Témoignage : Depuis trente ans, les gays sont exclus du don sanguin. Mais la loi pourrait bientôt mettre fin à cette discrimination. Le 17 septembre dernier, le Sénat a en effet enfin voté en faveur de la réintroduction de l’amendement dans la Loi Santé.
En juillet dernier, Dorian avait tenté de braver l’interdiction. Il témoigne :
« Ici, vous pouvez faire un cadeau rare et précieux. » Sur la porte du site de collecte de l’hôpital Bichat, à Paris, des affiches me rappellent à quel point je peux, en donnant mon sang, être utile à la communauté. Je pense à un rescapé de la route, quelque part dans une salle des urgences, à qui je sauverai la vie. La standardiste m’invite à lire les conditions préalables, me remet un formulaire à remplir, et prépare mon dossier. Quarante-neuf questions sur deux pages où l’on m’interroge sur mes voyages, mes vaccins, mes opérations. La dernière page est beaucoup plus sobre, avec une seule case à cocher : « Avez-vous été dans l’une des situations décrites ci-dessus ? » On me parle de drogues par intraveineuse et de changement de partenaires dans les derniers mois. Et enfin, la dernière phrase : « Vous avez eu des relations sexuelles entre hommes. » Je suis gay. Je coche oui.
« Il ne te plaît pas, mon sang? Il est tout propre, tout rouge »
Cinq minutes plus tard, le médecin me reçoit, tout sourire, et égrène les questions. Suis-je sous antibiotique ? Ai-je déjà vécu en Angleterre (because la vache folle) ? Jusque-là, c’est un sans-faute. Et puis, comme une évidence : « Vous avez une partenaire régulière ? » Je corrige : « Un partenaire. » Elle s’immobilise une seconde, sourcils froncés, comme pour s’assurer qu’elle a bien compris. Coup d’œil sur la dernière page du formulaire. « Je suis désolée, c’est impossible. » On mutualise notre gêne, questions embarrassées et réponses confuses. Oui, même si c’est un couple stable. Oui, même si mon test VIH est négatif.
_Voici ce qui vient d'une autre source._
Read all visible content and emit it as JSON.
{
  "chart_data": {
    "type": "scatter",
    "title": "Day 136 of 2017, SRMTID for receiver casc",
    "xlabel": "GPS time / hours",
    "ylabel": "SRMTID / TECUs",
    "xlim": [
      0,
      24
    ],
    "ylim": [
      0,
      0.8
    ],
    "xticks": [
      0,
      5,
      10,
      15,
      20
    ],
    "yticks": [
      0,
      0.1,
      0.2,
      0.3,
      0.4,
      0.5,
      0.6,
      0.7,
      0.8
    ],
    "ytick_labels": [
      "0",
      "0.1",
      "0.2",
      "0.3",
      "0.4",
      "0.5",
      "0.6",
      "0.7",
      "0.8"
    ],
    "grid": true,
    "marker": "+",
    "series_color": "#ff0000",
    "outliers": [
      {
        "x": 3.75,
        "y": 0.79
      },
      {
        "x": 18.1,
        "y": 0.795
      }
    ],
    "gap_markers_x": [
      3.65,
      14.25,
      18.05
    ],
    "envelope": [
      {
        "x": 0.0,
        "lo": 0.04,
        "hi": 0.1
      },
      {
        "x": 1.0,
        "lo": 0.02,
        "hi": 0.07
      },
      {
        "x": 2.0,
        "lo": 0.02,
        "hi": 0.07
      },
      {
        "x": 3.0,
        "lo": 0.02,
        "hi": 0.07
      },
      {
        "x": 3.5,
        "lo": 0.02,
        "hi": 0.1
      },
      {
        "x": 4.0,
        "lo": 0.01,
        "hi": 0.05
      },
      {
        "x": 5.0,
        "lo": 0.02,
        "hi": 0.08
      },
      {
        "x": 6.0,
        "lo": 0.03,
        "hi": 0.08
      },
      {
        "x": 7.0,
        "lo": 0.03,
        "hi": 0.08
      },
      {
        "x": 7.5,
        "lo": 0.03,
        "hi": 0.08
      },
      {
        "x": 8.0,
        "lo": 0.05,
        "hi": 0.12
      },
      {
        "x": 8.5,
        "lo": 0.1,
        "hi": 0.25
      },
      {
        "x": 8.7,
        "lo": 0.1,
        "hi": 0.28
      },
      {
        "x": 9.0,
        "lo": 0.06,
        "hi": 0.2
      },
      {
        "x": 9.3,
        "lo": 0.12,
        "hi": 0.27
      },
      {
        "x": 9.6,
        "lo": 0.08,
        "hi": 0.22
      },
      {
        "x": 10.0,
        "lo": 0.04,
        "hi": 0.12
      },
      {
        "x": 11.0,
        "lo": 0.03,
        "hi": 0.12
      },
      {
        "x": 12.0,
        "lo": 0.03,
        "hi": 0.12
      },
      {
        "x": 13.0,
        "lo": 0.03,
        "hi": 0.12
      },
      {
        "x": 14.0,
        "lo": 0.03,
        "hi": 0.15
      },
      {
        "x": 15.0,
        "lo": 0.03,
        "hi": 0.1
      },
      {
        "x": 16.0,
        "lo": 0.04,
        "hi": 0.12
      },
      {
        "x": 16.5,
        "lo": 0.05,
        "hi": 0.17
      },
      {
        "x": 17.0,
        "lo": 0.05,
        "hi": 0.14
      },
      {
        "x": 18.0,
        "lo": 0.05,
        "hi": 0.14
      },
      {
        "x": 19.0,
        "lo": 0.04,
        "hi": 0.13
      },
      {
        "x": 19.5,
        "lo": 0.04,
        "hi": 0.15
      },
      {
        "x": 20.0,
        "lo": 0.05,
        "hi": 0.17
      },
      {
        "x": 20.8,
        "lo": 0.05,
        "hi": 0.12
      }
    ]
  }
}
Et oui, même si vous utilisez des préservatifs. Le médecin m’explique : « C’est vrai qu’il y a un taux de contamination 200 fois supérieur chez les homosexuels hommes. » Hésitation. « C’est purement statistique, mais on fonctionne comme ça en épidémiologie. On calcule des probabilités, et le risque est plus grand chez ces personnes. » Je la vois mettre un coup de Tipp-Ex sur sa fiche. « Tout ce que je peux vous proposer, c’est un café et un jus d’orange. » Voilà, c’est fait, merci, au revoir. On ne veut pas de moi. Si j’avais dit que, la semaine dernière, j’ai couché sans préservatif avec 100 filles, on m’aurait simplement répondu : « Revenez dans quatre mois. » Mais parce que, au moins une fois, j’ai partagé mon lit avec un homme, je suis radié. À vie. C’est clair : en France, on ne veut pas du sang des gays.
Pour les autres, on peut toujours négocier.
Quoi, il ne te plaît pas, mon sang ? Regarde, il est tout rouge, tout propre, comme le prouve mon dernier test HIV. Récemment, la Cour de justice de l’Union européenne a pourtant demandé à la France de trouver une mesure « proportionnée », c’est-à-dire, j’imagine, plus proportionnée qu’un bannissement à vie. Le 3 avril dernier, les députés ont même voté un amendement à la loi de santé précisant que « nul ne peut être exclu du don de sang en raison de son orientation sexuelle ». Bien que symbolique – un simple arrêté ministériel suffit –, il est censé mettre fin à une différenciation née en 1983 avec les premiers cas de sida. « Nous, on a juste reçu une note indiquant que des études étaient en cours, m’a précisé le médecin. Vous savez, avant que ce soit mis en place… » C’est d’ailleurs l’avis du Comité consultatif national d’éthique (CCNE), saisi il y a deux ans, qui vient de répondre qu’il est urgent d’attendre de nouvelles statistiques. D’ici là, patience.